500 Anak di Bantul Kehilangan Orang Tua Akibat Corona

Pradito Rida Pertana - detikNews
Selasa, 31 Agu 2021 16:49 WIB
Makna Episenter Pandemi yang Kini Disematkan ke Indonesia
Ilustrasi kasus Corona (Foto: Edi Wahyono)
Bantul -

Dinas Sosial, Pemberdayaan Perempuan dan Perlindungan Anak (Dinsos P3A) Kabupaten Bantul, Daerah Istimewa Yogyakarta (DIY), mencatat saat ini ada 500 anak di wilayahnya yang kehilangan orang tua akibat terpapar virus Corona atau COVID-19. Jumlah itu masih bisa bertambah karena data terus bergerak.

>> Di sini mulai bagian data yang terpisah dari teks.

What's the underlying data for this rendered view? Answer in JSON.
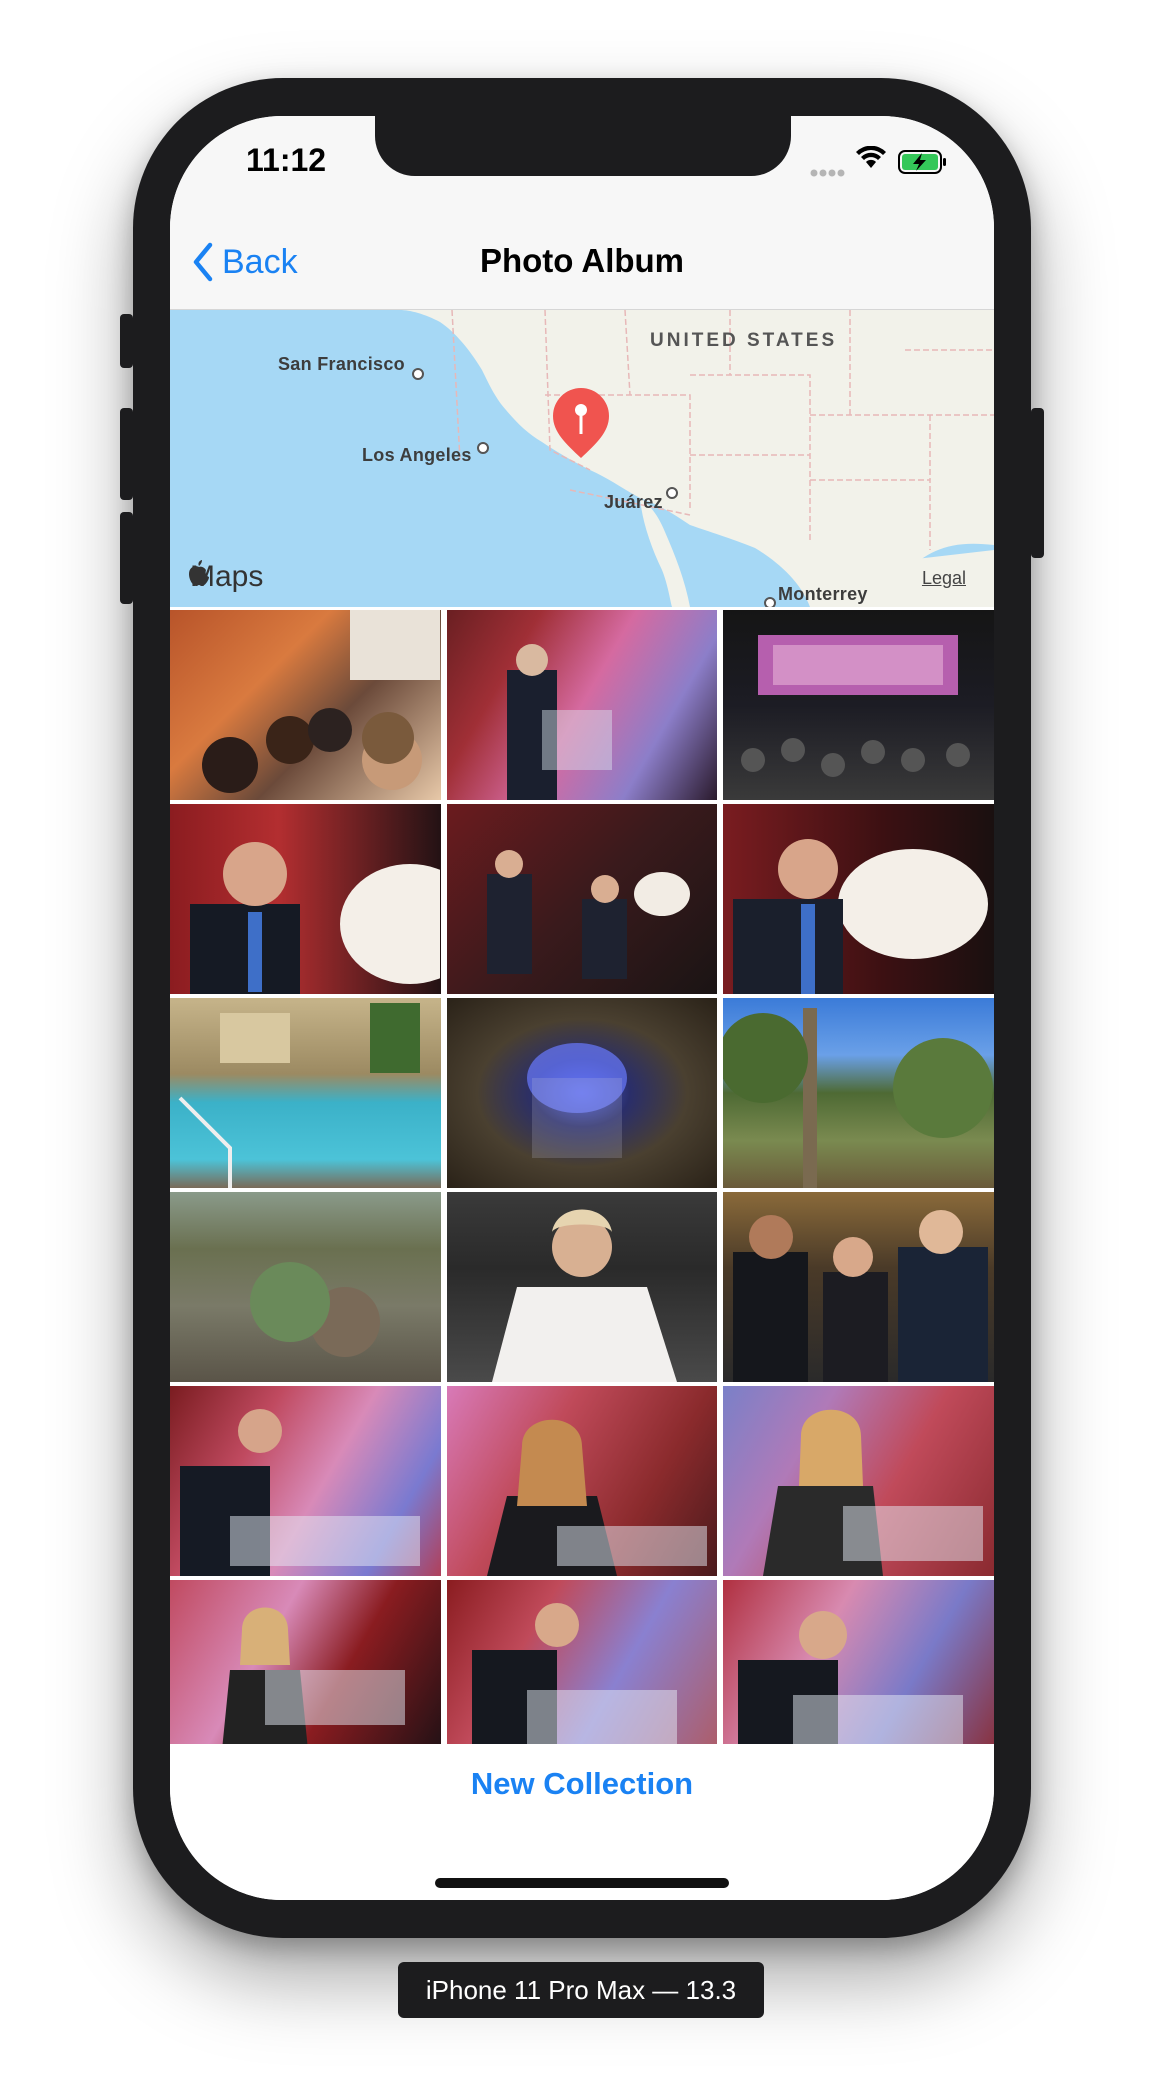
{
  "status_bar": {
    "time": "11:12"
  },
  "nav": {
    "back_label": "Back",
    "title": "Photo Album"
  },
  "map": {
    "country_label": "UNITED STATES",
    "cities": [
      "San Francisco",
      "Los Angeles",
      "Juárez",
      "Monterrey"
    ],
    "attribution": "Maps",
    "legal": "Legal"
  },
  "photos": [
    "Group selfie in restaurant",
    "Speaker at podium",
    "Arizona Chamber banquet hall",
    "Man speaking with microphone",
    "Two men seated on stage",
    "Man with microphone at event",
    "Swimming pool",
    "Flaming shot glass",
    "Trees and building",
    "Desert hillside with cactus",
    "Woman in white jacket",
    "Three people posing",
    "Speaker at podium",
    "Woman speaking at podium",
    "Woman speaking at podium",
    "Woman at podium",
    "Man speaking at podium",
    "Man speaking at podium"
  ],
  "footer": {
    "action_label": "New Collection"
  },
  "device": {
    "label": "iPhone 11 Pro Max — 13.3"
  },
  "colors": {
    "accent": "#1a82f3",
    "pin": "#f0544f"
  }
}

"Ada sekitar 500 (data anak yang orang tuanya meninggal terpapar COVID-19) sejauh ini yang sudah masuk ke kami," kata Kepala Bidang Bantuan dan Jaminan Sosial Dinsos P3A Bantul Anwar Nur Fahrudin saat dihubungi wartawan, Selasa (31/8/2021).

Anwar mengaku jumlah itu kemungkinan bertambah. Karena dari 17 kapanewon atau kecamatan di Bantul, belum semuanya mengumpulkan data terkait anak yang orang tuanya meninggal terpapar COVID-19.

"Sampai kemarin baru 9 kapanewon yang telah mengumpulkan data," ujarnya.

Anwar menyebut pendataan harus menyesuaikan format laporan dari Kementerian Sosial (Kemensos). Sehingga belum semua kapanewon melaporkan datanya.

"Sebenarnya tidak banyak kendala. Hanya saja mereka yang belum mengumpulkan karena masalah format saja. Karena kan harus menyesuaikan format dari Kemensos," ucapnya.

Dihubungi terpisah, Ketua Komisi D DPRD Bantul Enggar Suryo Jatmiko meminta Pemkab Bantul segera merampungkan pendataan terkait anak-anak yang orang tuanya meninggal terpapar COVID-19.

"Kami belum dapat data dari dinas bersangkutan. Padahal data ini penting sebagai dasar untuk pemberian bantuan," kata Enggar.